Financial Troubles Humble U.S.

Amid all the hubbub of the rescue plan that failed to pass, details get lost. But the details are true, and being angry at "Wall Street" and refusing to bail out the fat cats won't change them.

This is a bittersweet moment in U.S. economic history. In one sense, the growing importance of foreign cash represents the triumph of a half-century of U.S. proselytizing for a global financial system in which money flows from those who have it to those who need it. But it is also an unmistakable sign of U.S. economic decline. The global financial system the U.S. designed had anticipated that American banks and financial firms would be the world's financial lifeguards; now those institutions are like exhausted swimmers a stroke or two away from drowning.
Economic decline. There it is, starkly: the platitudes that the US is the greatest nation on earth, and so on, are nonsense. This country is in decline.
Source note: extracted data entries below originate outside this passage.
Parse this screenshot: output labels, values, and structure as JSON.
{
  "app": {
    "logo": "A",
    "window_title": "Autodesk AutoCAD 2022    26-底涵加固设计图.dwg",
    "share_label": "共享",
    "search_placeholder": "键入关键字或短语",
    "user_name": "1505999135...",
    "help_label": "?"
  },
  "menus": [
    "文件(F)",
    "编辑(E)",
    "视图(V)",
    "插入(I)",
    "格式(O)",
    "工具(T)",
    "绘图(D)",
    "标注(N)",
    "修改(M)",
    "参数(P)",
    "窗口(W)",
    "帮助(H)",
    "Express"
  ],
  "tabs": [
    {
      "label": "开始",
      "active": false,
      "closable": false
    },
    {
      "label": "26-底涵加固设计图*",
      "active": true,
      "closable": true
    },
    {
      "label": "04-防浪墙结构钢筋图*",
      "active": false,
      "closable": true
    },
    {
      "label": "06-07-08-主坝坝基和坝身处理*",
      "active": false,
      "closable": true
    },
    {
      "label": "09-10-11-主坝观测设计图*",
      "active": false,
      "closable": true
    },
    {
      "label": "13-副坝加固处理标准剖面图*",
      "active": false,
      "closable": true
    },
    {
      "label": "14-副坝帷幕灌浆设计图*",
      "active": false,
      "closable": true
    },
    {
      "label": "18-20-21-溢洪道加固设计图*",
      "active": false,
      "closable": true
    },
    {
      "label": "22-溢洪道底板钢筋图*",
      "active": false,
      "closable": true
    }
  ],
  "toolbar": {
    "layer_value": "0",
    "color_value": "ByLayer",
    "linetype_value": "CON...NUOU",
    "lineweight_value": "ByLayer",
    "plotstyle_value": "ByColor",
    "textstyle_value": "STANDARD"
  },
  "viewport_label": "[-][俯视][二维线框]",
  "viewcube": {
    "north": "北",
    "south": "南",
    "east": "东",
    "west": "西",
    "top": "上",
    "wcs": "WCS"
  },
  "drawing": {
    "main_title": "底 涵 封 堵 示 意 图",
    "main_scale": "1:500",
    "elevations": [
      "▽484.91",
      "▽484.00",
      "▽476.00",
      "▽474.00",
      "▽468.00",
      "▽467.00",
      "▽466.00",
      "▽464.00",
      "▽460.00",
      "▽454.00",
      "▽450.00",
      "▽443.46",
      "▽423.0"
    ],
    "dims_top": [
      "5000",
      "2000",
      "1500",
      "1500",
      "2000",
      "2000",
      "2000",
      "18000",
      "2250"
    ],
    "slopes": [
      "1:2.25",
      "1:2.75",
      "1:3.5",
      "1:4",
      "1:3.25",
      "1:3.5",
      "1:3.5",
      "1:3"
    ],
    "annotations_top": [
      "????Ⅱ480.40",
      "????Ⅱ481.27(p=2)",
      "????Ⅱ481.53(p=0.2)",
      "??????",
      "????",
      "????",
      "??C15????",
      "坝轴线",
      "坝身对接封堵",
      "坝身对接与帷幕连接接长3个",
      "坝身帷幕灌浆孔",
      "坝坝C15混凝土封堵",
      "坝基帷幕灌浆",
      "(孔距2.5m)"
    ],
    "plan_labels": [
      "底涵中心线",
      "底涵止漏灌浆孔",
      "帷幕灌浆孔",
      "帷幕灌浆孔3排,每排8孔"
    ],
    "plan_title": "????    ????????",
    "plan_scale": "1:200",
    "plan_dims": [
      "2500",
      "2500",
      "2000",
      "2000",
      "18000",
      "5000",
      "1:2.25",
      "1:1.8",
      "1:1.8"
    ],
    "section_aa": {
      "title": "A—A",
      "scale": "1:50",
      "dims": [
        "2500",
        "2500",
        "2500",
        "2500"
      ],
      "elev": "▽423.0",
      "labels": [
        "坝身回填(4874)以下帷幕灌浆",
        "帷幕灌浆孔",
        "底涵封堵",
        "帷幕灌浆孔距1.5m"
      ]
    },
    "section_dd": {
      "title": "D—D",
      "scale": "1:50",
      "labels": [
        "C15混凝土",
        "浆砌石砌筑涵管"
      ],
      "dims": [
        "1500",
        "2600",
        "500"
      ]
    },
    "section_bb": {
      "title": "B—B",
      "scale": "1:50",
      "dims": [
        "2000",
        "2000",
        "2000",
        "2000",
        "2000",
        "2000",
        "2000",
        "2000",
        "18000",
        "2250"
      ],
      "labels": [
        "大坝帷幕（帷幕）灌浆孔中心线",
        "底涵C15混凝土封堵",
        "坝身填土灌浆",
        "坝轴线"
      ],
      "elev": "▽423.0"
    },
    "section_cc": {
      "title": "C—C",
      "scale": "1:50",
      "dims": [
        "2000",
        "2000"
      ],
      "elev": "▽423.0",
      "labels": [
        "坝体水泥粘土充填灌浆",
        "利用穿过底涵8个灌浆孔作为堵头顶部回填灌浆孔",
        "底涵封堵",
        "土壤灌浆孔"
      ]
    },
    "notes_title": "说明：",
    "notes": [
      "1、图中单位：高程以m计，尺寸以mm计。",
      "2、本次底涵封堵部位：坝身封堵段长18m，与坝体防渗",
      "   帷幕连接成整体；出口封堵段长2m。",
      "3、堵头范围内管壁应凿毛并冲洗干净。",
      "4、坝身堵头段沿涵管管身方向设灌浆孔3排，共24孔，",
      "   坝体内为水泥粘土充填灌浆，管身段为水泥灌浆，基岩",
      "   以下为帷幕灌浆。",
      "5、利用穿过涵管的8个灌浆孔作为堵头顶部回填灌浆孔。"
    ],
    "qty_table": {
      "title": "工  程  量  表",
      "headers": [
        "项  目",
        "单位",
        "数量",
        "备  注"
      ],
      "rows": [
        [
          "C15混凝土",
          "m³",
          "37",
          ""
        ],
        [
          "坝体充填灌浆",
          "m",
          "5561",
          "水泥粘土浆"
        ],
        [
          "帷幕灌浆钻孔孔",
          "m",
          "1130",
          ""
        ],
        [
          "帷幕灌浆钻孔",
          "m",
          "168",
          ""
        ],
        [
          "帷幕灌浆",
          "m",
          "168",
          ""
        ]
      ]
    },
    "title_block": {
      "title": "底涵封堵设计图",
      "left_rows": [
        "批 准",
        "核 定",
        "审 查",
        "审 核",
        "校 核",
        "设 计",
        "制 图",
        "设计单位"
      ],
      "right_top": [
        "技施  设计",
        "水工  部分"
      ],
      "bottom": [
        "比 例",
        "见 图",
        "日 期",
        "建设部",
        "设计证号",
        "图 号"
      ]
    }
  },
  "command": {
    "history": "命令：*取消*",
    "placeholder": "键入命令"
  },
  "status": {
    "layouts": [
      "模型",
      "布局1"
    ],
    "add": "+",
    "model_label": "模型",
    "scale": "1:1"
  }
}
China, Saudi Arabia and other big foreign holders are unlikely to take antidollar measures precisely because they own so much U.S. debt. To the extent the dollar declines, so does the value of those nations' holdings. Mr. Summers calls this situation "the financial balance of terror."

And the US needs them to buy more, whether of the $700 billion plan that failed, or any other plan that might be put in place.

But it is naive to assume that this so-called balance will protect U.S. interests indefinitely. Senior Chinese economists have voiced growing dismay about the outlook for the dollar, and the introduction of an additional $700 billion in debt might drive the currency's value down further, at least in the short term. "I think foreigners are being taken for a ride by the U.S. government," says Andy Xie, an independent economist in Shanghai.
As are Americans.

Domestically, the reliance on foreign money means a loss of autonomy that Americans are simply going to have to get used to.